自分が使った毛布や枕なども記念に持って帰りたかったが、さすがに嵩張り過ぎる。これを当てにしている奴も居るから、この辺りはケチらずコップくんやサンくんにあげよう。

コップくんは「これからのカメラマンとしての活躍を願っているよ!」と和尚さんがくれたものと同じタイプの仏陀像をひとつ授けてくれた。

還俗して撮った食事シーン、もうこの輪には加われない

◆最後の御奉仕

昼食時は俗人となった私から仲間達へプラケーン(食事を捧げる)をして、もう身分は彼らより下に戻ったのだと実感する。比丘達のこの輪にはもう加われない寂しさもこみ上げて来た。
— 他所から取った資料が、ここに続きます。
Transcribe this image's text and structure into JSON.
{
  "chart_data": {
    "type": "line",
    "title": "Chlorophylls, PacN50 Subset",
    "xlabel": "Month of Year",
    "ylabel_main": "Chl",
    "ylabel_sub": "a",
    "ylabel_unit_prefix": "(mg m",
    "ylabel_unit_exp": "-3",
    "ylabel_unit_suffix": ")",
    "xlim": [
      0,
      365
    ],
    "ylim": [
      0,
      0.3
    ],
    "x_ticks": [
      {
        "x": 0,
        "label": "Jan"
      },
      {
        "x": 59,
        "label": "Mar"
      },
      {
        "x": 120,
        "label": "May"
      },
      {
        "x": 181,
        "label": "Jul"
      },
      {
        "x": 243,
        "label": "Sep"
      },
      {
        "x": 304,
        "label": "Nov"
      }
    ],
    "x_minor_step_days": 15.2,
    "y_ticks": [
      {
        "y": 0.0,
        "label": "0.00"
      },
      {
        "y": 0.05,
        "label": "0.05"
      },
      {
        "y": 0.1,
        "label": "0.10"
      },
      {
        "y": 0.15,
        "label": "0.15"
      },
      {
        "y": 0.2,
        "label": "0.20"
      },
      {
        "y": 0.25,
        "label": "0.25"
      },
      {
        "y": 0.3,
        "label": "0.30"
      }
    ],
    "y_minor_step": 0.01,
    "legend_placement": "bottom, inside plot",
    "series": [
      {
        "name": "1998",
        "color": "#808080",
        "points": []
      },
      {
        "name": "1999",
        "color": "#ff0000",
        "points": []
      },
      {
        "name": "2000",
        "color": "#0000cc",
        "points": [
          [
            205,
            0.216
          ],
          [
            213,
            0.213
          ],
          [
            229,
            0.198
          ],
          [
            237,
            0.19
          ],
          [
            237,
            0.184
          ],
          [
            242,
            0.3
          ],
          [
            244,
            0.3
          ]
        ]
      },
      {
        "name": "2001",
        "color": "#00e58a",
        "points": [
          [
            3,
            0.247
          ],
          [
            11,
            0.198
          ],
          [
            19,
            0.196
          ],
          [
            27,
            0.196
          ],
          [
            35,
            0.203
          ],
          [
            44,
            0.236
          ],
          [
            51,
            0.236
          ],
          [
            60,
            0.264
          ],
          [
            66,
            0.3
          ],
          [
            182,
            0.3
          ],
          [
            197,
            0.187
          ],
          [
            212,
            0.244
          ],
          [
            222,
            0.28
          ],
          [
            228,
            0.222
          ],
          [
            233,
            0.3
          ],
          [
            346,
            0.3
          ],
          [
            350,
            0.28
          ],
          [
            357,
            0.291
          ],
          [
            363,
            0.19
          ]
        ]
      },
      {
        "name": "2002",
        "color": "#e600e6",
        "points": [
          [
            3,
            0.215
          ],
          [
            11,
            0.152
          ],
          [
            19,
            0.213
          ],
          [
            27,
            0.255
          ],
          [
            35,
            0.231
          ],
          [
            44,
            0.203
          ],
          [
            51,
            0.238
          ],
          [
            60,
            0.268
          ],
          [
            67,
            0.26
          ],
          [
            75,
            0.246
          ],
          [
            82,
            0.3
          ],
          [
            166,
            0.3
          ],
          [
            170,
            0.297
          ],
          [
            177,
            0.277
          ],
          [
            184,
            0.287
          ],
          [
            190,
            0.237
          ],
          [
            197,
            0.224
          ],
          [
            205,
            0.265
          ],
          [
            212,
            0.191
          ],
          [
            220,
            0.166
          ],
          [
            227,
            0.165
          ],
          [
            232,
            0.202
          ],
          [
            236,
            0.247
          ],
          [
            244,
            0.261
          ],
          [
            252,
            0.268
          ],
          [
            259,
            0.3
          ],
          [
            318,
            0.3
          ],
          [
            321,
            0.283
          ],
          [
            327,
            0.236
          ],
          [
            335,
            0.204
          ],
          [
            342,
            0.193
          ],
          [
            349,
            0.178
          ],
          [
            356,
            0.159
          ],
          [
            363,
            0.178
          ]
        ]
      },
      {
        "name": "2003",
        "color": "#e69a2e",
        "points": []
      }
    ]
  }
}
そして後片付けを手伝って、以前から「仏陀像と写真撮りたい」と言っていた数名の比丘らに声掛けたが、「和尚さんが見てるから」と避ける者が多い。

やっぱり皆から見れば、和尚さんの前で行儀悪いことはしたくないんだなと感じるところだった。でも時間をズラし、和尚さんが席を外した隙を狙って何とか数名を撮ってあげた。

やがて寺を出る頃、私の隣の部屋だったアムヌアイさんにはお別れの挨拶をしておく。

「今迄ありがとうございました。最初に剃髪してくれたことは忘れません。いろいろ御指導ありがとうございました!」と言葉を掛けると、アムヌアイさんも送る側の顔となって、「日本に帰るのか?この寺のこと忘れんなよ、俺もハルキを忘れないからな!」と言葉を掛けてくれて送り出してくれた。学園ドラマのような、門の前に全員が並んで泣きながら手を振るといったシーンは無い。寝て居る者、外の作業に掛かって居る者、「じゃあな!」とだけ言う者。寺とはそんなモンである。

得度式の後、授かった得度証明書

◆寺を後にする

寺を出ればもう俗人というより完全なる一般日本人。重い荷物を抱え、トゥクトゥクを拾おうとするも、バイクタクシー兄ちゃんが「乗れ!」と言う。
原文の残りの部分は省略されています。